A las tres y media de la tarde, los dos SS debatieron si habían oído o no el ruido de un disparo, apagado tal vez por las gruesas paredes de hormigón y difícil de distinguir entre el fragor de la batalla cercana. Por fin, cerca de las cuatro, los dos oficiales decidieron entrar al despacho. Hitler parecía descansar con la cabeza apoyada en el respaldo de un sillón. Tenía un agujero de bala en la sien derecha y un rictus en la boca en la que eran detectables los restos del fino vidrio de una cápsula de cianuro.

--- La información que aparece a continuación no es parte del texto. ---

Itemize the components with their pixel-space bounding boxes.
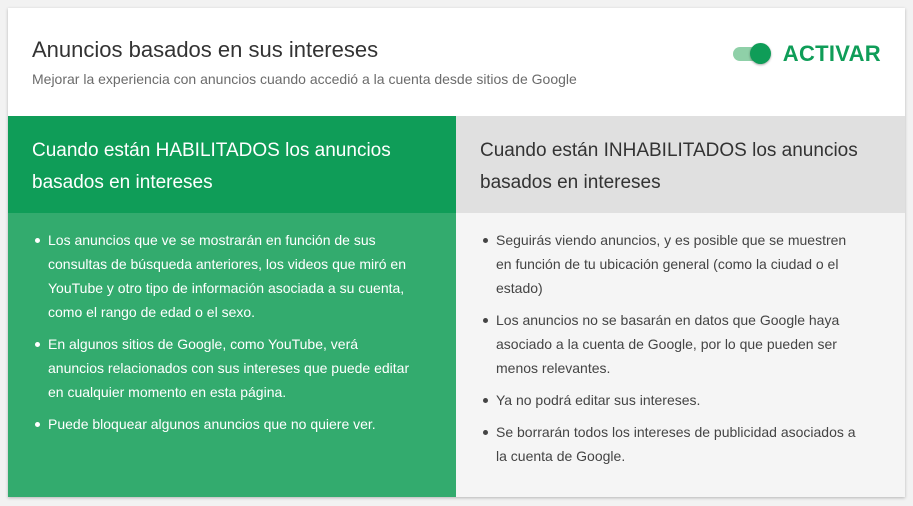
list-item-line: Puede bloquear algunos anuncios que no q… (48, 416, 376, 432)
list-item-line: estado) (496, 280, 543, 296)
enabled-list: Los anuncios que ve se mostrarán en func… (32, 228, 432, 436)
bullet-icon (35, 238, 40, 243)
enabled-heading: Cuando están HABILITADOS los anuncios ba… (8, 116, 456, 213)
enabled-heading-line: basados en intereses (32, 172, 213, 193)
list-item: Seguirás viendo anuncios, y es posible q… (480, 228, 881, 300)
list-item-line: en cualquier momento en esta página. (48, 384, 287, 400)
list-item-line: como el rango de edad o el sexo. (48, 304, 256, 320)
list-item: Los anuncios no se basarán en datos que … (480, 308, 881, 380)
list-item-line: Seguirás viendo anuncios, y es posible q… (496, 232, 847, 248)
list-item-line: Se borrarán todos los intereses de publi… (496, 424, 856, 440)
page-title: Anuncios basados en sus intereses (32, 37, 379, 62)
list-item: Se borrarán todos los intereses de publi… (480, 420, 881, 468)
ads-settings-card: Anuncios basados en sus intereses Mejora… (8, 8, 905, 497)
list-item-line: YouTube y otro tipo de información asoci… (48, 280, 405, 296)
toggle-label[interactable]: ACTIVAR (783, 41, 881, 67)
disabled-heading: Cuando están INHABILITADOS los anuncios … (456, 116, 905, 213)
disabled-heading-line: Cuando están INHABILITADOS los anuncios (480, 140, 858, 161)
list-item: Los anuncios que ve se mostrarán en func… (32, 228, 432, 324)
list-item-line: Los anuncios no se basarán en datos que … (496, 312, 840, 328)
list-item-line: menos relevantes. (496, 360, 611, 376)
page-subtitle: Mejorar la experiencia con anuncios cuan… (32, 71, 577, 87)
enabled-list-container: Los anuncios que ve se mostrarán en func… (8, 213, 456, 497)
list-item: Puede bloquear algunos anuncios que no q… (32, 412, 432, 436)
list-item-line: En algunos sitios de Google, como YouTub… (48, 336, 359, 352)
list-item-line: la cuenta de Google. (496, 448, 626, 464)
bullet-icon (483, 430, 488, 435)
toggle-switch[interactable] (732, 42, 771, 66)
list-item-line: Ya no podrá editar sus intereses. (496, 392, 701, 408)
bullet-icon (35, 422, 40, 427)
enabled-heading-line: Cuando están HABILITADOS los anuncios (32, 140, 391, 161)
list-item: En algunos sitios de Google, como YouTub… (32, 332, 432, 404)
card-header: Anuncios basados en sus intereses Mejora… (8, 8, 905, 116)
list-item-line: anuncios relacionados con sus intereses … (48, 360, 410, 376)
bullet-icon (483, 238, 488, 243)
toggle-thumb (749, 43, 771, 64)
disabled-heading-line: basados en intereses (480, 172, 661, 193)
disabled-list: Seguirás viendo anuncios, y es posible q… (480, 228, 881, 468)
bullet-icon (35, 342, 40, 347)
bullet-icon (483, 318, 488, 323)
list-item-line: asociado a la cuenta de Google, por lo q… (496, 336, 837, 352)
list-item-line: en función de tu ubicación general (como… (496, 256, 839, 272)
disabled-list-container: Seguirás viendo anuncios, y es posible q… (456, 213, 905, 497)
bullet-icon (483, 398, 488, 403)
list-item-line: consultas de búsqueda anteriores, los vi… (48, 256, 406, 272)
disabled-column: Cuando están INHABILITADOS los anuncios … (456, 116, 905, 497)
list-item-line: Los anuncios que ve se mostrarán en func… (48, 232, 376, 248)
ads-personalization-toggle[interactable]: ACTIVAR (732, 38, 881, 70)
enabled-column: Cuando están HABILITADOS los anuncios ba… (8, 116, 456, 497)
list-item: Ya no podrá editar sus intereses. (480, 388, 881, 412)
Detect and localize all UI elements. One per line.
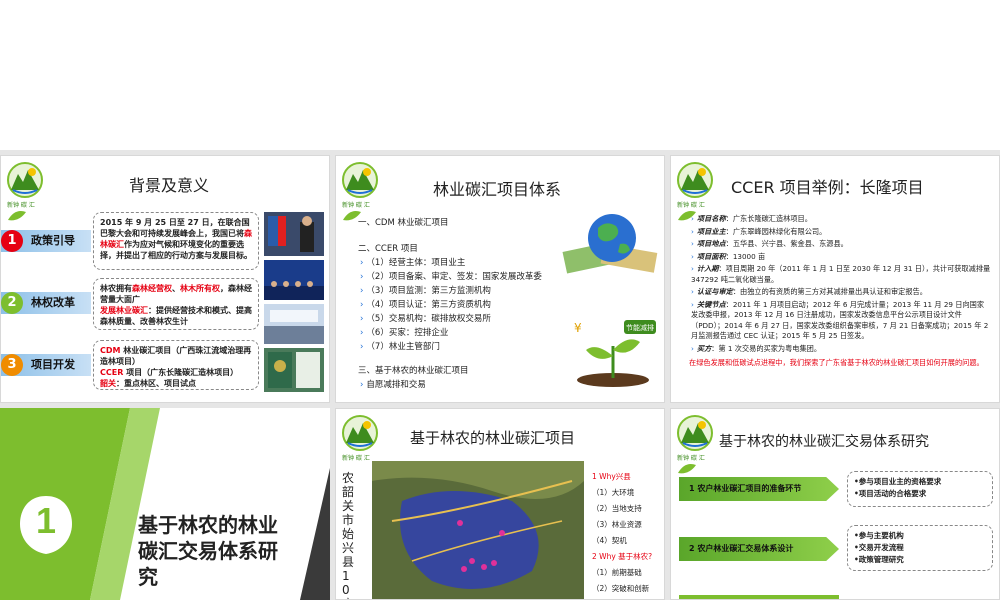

Del agujero en la cabeza todavía surgía sangre. Su mano izquierda aferraba el retrato de su madre y la derecha estaba caída hacia el suelo cerca de donde había ido a parar su pistola Walther 7.65. Su mujer, que lo había sido por menos de cuarenta horas, estaba descalza, las piernas recogidas sobre el sofá, también con pequeños cristales en la boca.

De aquel búnker de alguna forma histórico, quedó poco y nada. Los soviéticos arrasaron con la Cancillería y, entre 1945 y 1949, intentaron borrar todo vestigio del pasado nazi. En diciembre de 1947 quisieron incluso volar la construcción subterránea, pero sólo lograron dañar los muros de separación. Todo aquel complejo quedó del lado soviético cuando el Muro de Berlín dividió en dos la ciudad.

En los años 50, la que había sido la puerta de emergencia del búnker de Hitler, estaba ocupado por una playa de estacionamiento. En junio de 2006, como parte de los preparativos de la Copa Mundial de la FIFA, las autoridades de la Alemania unificada instalaron un gran panel informativo con un tablero que mostraba el diagrama esquemático del complejo. A la ceremonia de inauguración fue invitado el anciano Rochus Misch, uno de los últimos en salir del búnker después del suicidio de Hitler.